Conspiracy theorists believe there is a self-serving élite (often called Lizards) that control the planet. Others, more reasonably, suggest that the institutions of power are created by collective humanity and have a life of their own. The institutions select and mould those that fill the slots that the institutions require. The king is dead, long live the king. The institution of monarchy is more important than any specific incumbent. The King is constrained to rule like a monarch. So it is with Prime Ministers and Leaders of the Opposition in the UK parliament. This is something to which that Jeremy Corbyn must adjust. If he fails to do so he will not last very long.

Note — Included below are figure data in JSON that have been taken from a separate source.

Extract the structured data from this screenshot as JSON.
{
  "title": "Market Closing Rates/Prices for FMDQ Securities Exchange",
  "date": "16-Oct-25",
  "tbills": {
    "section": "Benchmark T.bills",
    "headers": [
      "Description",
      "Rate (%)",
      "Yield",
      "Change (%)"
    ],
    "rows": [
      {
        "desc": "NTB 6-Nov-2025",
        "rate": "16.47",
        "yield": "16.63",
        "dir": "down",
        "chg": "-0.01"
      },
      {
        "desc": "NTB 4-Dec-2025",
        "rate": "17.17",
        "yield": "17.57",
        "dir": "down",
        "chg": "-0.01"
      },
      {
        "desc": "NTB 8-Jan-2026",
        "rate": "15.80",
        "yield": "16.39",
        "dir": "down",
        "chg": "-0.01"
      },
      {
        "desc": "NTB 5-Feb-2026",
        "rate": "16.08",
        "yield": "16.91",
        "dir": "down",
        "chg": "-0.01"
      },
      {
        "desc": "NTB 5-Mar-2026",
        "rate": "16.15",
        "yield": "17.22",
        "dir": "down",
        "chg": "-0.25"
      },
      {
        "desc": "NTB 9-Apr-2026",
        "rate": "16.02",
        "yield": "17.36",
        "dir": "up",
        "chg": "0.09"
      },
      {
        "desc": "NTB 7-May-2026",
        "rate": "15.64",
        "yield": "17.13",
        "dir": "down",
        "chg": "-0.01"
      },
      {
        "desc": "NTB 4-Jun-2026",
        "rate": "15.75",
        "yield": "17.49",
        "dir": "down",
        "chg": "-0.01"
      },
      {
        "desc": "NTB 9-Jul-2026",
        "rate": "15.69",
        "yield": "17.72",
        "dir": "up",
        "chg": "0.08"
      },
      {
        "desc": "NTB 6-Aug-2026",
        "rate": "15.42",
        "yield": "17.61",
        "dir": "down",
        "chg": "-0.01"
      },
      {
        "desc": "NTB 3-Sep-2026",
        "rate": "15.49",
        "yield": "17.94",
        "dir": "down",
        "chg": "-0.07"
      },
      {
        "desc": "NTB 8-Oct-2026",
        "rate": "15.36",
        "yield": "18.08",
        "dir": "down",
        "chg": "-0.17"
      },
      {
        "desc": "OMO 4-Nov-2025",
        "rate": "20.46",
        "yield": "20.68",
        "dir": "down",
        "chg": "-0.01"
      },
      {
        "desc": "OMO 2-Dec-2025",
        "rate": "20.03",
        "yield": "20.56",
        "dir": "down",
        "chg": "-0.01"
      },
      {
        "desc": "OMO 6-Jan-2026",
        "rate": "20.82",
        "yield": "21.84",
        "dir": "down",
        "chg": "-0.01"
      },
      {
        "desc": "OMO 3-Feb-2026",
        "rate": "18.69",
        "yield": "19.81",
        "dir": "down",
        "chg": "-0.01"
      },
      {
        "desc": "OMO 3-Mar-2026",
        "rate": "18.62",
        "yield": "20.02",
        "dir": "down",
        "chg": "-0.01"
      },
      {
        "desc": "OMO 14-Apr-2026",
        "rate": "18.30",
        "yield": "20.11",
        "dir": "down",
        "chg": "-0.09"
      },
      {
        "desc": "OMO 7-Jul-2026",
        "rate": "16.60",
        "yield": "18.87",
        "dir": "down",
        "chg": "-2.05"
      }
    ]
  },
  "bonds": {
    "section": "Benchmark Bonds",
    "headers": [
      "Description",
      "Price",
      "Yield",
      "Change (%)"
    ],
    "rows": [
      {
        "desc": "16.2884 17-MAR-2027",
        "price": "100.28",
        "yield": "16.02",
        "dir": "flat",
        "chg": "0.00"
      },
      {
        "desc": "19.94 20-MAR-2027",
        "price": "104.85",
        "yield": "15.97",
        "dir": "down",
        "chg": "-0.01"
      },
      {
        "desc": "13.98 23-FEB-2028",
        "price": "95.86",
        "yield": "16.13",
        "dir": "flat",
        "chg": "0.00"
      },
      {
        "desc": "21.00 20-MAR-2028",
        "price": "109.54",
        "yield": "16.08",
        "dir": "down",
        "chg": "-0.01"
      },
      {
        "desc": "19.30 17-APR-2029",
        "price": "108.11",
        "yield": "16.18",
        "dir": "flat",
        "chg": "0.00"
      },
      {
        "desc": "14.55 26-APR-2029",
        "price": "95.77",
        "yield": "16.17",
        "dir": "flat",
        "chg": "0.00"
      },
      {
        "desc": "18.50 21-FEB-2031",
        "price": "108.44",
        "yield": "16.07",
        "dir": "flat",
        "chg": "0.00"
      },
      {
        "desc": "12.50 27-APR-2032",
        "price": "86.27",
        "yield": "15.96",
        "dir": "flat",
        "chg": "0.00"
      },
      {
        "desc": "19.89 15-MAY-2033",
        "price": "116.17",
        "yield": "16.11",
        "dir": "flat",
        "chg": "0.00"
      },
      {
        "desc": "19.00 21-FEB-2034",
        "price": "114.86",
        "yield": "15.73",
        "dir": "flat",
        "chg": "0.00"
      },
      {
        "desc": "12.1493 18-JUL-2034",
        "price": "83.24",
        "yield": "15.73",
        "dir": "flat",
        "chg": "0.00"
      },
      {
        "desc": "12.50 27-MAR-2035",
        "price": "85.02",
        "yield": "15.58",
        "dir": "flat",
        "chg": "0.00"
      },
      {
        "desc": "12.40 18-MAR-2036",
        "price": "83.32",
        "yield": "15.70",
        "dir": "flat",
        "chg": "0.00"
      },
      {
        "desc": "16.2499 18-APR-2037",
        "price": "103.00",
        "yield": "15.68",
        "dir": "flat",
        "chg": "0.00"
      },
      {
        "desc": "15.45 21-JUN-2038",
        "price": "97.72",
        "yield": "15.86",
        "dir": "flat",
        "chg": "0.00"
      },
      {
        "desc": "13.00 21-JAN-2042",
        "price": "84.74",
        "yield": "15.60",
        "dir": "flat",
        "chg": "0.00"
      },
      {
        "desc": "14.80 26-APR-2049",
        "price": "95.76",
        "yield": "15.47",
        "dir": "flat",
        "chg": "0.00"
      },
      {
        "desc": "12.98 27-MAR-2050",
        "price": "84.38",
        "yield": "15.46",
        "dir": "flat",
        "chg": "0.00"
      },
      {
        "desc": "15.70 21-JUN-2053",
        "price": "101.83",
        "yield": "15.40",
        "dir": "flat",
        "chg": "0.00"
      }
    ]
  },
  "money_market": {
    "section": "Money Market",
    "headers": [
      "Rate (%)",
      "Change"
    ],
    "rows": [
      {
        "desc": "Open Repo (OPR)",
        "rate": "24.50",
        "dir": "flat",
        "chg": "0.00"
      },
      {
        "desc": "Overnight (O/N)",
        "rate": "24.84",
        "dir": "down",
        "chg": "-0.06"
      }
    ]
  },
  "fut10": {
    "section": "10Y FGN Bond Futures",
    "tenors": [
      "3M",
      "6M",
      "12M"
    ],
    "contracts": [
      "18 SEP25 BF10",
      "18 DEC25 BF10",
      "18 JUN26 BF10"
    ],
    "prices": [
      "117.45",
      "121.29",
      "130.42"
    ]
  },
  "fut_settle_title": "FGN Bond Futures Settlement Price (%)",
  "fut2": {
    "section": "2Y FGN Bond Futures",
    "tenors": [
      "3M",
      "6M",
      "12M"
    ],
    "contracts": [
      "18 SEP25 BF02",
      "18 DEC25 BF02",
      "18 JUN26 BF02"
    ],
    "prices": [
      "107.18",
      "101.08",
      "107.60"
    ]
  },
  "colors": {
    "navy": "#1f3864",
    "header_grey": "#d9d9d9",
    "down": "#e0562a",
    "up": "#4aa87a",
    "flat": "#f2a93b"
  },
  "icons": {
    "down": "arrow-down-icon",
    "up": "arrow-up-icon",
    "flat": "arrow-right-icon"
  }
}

The constraints on the leader of the opposition are complex and granular. There are rituals in the House, in public events and in relation to the monarch and other institutions. He must wear a suit and tie, look smart at the Cenotaph (recall Michael Foot and the donkey jacket episode) and wear a poppy. As an individual not in power one has some scope to pursue own views on all subjects. However, one does not have complete freedom to think let alone act. In my blog post, Freethinkers of the World Unite, I point out that even as independent individuals we self-censor our thoughts to make sure we do not subtly reveal politically incorrect inclinations. It is the price of living in society. As a back bench MP, Jeremy Corbyn has some freedom to act according to his own conscience. As Leader of the Opposition this freedom, such as it was, is lost.

This is not to say that the Leader of the Opposition does not have some scope to change things. However, the scope is limited and constrained. He needs to focus on what is important and attainable rather than set over-ambitious agendas. Leaders of the Opposition are not allowed to pursue revolutions or promote civil disobedience. It is true that he has a mandate from the membership but that mandate if to create daylight between Conservative and Labour. It is not a mandate to be himself as leader. Nor is himself relevant to his function as leader unless he tries to be himself. What he said or did before matters not so long as he adapts to the needs of the institution of power that he now occupies.

Success or failure for Corbyn depends entirely on his willingness to acknowledge that the institution of power that he occupies has certain constraints and limitations to which he must bow. If he does so he can achieve something worthwhile and fulfil the mandate he was given. If he pushes the limits too hard they will push back and crush him. The experience of Syriza is educational and he might be wise to take note. He, like me, probably remembers Allende. It is not a conspiracy of some lizard élite that constrains Corbyn. It is the institutions of power created by humanity to enable some organisation of social life. He should recognise the constraints.